You hold your hand out towards mine and we interlace our fingers. Laying beside you seems an eternity, although the stars are different every night. See the big dipper, you ask me. Yeah. And there's the North Star. That's how you can find it, no matter what time it is. So, I think about time and space; if you have one you may not have the other, right? The stars are there, I know how to find north and - time has changed, but so has space. Never staying in the same place for long. Sounds like me, she chuckles. And I take a glance around the bedroom; it's just as ever. Dresser vis-a-vis the bed, a painting, above it, some flowers on the right side beside the spectacular window letting in moonshine. The bathroom is closest to me, to the left of the bed. It's a nice room; as nice as ever. What are you thinking about, she asks. Oh, nothing. Come on, you always say that. I was just thinking about your room. It's a nice room. I like it. You do know you've been here before, right, she lets out a giggle and I snuggle her with my nose. She giggles some more and then we disappear under the sheets.
The moon shines brightly on us and I'm holding her close. You know, this isn't so bad. What do you mean, she wonders. Well, I wanted to say that I could get used to it. But I hold my tongue. Have you ever thought of the best worst scenario? No, she looks puzzled, the moonlight spilling over her clear face. I look at her face and savor her. The cheeks, the lips, the nose, the eyes. I remember. Well, you know how you sometimes think about - life, I guess? - and you always think of the worst and best scenario, but you never think of the best worst case scenario? She looks puzzled, but amused. You know, if you get hit by a car, you could die, but you could also just lose one arm. That would be a best worst scenario, right? You don't think about that - like, in general, nobody does. She just laughs, you're so pills sometimes. What? I said you're weird sometimes.

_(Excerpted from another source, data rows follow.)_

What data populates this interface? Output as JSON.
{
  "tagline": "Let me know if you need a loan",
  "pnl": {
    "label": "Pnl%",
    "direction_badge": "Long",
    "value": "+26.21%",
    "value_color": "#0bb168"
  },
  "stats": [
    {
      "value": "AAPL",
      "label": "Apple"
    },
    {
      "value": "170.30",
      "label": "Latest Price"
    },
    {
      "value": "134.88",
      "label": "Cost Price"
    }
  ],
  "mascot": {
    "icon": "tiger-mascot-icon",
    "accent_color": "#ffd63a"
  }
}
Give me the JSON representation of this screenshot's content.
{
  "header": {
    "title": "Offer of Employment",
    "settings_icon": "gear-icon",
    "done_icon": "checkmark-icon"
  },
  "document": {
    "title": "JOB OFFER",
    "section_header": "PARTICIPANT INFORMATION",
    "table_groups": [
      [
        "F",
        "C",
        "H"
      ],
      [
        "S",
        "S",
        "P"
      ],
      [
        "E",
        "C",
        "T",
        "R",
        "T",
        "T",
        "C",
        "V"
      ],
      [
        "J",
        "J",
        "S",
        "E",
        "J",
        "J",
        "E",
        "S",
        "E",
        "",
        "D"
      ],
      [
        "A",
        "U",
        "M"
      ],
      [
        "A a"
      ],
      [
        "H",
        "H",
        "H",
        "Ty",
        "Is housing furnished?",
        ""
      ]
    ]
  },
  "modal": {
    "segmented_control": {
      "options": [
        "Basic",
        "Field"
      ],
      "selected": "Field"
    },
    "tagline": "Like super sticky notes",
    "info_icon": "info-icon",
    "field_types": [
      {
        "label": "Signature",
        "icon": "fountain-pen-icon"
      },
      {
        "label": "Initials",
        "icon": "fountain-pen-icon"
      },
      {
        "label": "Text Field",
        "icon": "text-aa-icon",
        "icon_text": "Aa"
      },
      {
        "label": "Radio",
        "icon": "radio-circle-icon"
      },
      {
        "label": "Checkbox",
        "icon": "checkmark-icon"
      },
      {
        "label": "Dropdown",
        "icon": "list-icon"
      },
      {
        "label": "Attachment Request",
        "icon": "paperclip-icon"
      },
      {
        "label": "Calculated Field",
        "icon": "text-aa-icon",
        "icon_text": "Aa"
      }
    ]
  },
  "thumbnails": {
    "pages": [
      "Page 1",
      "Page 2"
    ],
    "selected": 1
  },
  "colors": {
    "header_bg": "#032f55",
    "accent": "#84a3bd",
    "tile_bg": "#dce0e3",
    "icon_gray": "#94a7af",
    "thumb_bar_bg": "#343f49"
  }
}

We sleep now. She's beside me. Calm, naked. I caress her and try to remember. I squeeze her and she wakes up. Too soon, still, good. She kisses me and I kiss her and suddenly I can hear her heart heaving and she can hear mine. Her body on my body is - dangerous. It's not ecstasy, it's not love nor ketamine no drug is more dangerous than hope. No high is more powerful than the thought of her staying and staying with me today, tommorow, for who knows how long. Hope that I could make her stay with me tonight and any other night. Hope that she won't tire of me - and I of her. And hope that she still likes me, when the son comes up the next day.
We go back to sleep.
She wakes up. And she thinks I'm asleep. She turns on the light in the bathroom. I'm watching the shadows. Just like every night.
Then she blows her brains out. Just like every other night.